Lady Markham’s story was one which was very well known to Society—to which everything is known—though it had remained so long a secret, and was still a mystery to one of her children. Waring had been able to lose himself in distance, and keep his position concealed from every one; but it was clear that his wife could not do so, remaining as she did in the world which was fully acquainted with her, and which required an explanation of everything that happened. Perhaps it is more essential to a woman than to a man that her position should be fully explained, though it is one of the drawbacks of an established place and sphere, which is seldom spoken of, yet is very real, and one of the greatest embarrassments of life. So long as existence is without complications, this matters little; but when these arise, those difficulties which so often distract the career of a family, the inevitable explanations that have to be made to the little interested ring of spectators, is often the worst part of domestic trouble. Waring, whose temperament was what is called sensitive—that is, impatient, self-willed, and unenduring—would not submit to such a necessity. But a woman cannot fly; she must stand in her place, if she has any regard for that place, and for the reputation which it is common to say is more delicate and easily injured than is that of a man—and make her excuse to the world. Perhaps, as, sooner or later, excuses and explanations must be afforded, it is the wiser plan to get over them publicly and at once; for even Waring, as has been seen, though he escaped, and had a dozen years of tranquillity, had at the last to submit himself to the questions of Mr Durant. All that was over for these dozen years with Lady Markham. Everybody knew exactly what her position was. Scandal had never breathed upon her, either at the moment of the separation or afterwards. It had been a foolish, romantic love-marriage between a woman of Society and a man who was half rustic, half scholar. They had found after a time that they could not endure each other—as anybody with a head on his shoulders could have told them from the beginning, Society said. And then he had taken the really sensible though wild and romantic step of banishing himself and leaving her free. There were some who had supposed this a piece of bizarre generosity, peculiar to the man, and some who thought it only a natural return to the kind of life that suited him best.

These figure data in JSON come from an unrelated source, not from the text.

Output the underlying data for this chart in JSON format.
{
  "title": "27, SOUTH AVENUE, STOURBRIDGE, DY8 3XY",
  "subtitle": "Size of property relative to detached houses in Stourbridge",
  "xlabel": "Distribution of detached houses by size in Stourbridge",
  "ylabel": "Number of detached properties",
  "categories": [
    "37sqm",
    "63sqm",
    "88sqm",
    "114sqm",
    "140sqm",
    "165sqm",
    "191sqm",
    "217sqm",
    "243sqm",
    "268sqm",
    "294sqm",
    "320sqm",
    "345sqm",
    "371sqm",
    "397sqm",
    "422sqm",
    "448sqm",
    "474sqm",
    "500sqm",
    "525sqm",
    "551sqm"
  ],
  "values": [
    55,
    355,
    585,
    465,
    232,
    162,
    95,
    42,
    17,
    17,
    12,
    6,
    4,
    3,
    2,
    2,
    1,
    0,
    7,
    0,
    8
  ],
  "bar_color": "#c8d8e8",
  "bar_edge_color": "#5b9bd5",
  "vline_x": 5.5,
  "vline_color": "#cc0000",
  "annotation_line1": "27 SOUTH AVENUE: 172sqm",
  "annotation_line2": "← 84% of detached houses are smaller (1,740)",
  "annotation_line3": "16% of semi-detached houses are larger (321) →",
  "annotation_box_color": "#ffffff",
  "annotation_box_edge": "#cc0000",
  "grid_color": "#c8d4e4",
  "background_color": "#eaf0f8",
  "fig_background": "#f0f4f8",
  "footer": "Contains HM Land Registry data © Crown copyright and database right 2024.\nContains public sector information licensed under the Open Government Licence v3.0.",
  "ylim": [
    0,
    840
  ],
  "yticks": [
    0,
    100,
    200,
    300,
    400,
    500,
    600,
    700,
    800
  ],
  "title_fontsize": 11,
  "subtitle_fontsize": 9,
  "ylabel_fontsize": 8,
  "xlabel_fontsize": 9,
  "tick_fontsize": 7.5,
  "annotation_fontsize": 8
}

Lady Markham had, of course, been censured for this, her second marriage; and equally, of course, was censured for the breach of it—for the separation, which, indeed, was none of her doing; for retaining her own place when her husband left her; and, in short, for every step she had taken in the matter from first to last. But that was twelve years ago, which is a long time in all circumstances, and which counts for about a century in Society: and nobody thought of blaming her any longer, or of remarking at all upon the matter. The present lords and ladies of fashionable life had always known her as she was, and there was no further question about her history. When, in the previous season, Miss Waring had made her début in Society, and achieved the success which had been so remarkable, there was indeed a little languid question as to who was her father among those who remembered that Waring was not the name of the Markham family; but this was not interesting enough to cause any excitement. And Frances, still thrilling with the discovery of the other life, of which she had never suspected the existence, and ignorant even now of everything except the mere fact of it, suddenly found herself embraced and swallowed up in a perfectly understood and arranged routine in which there was no mystery at all.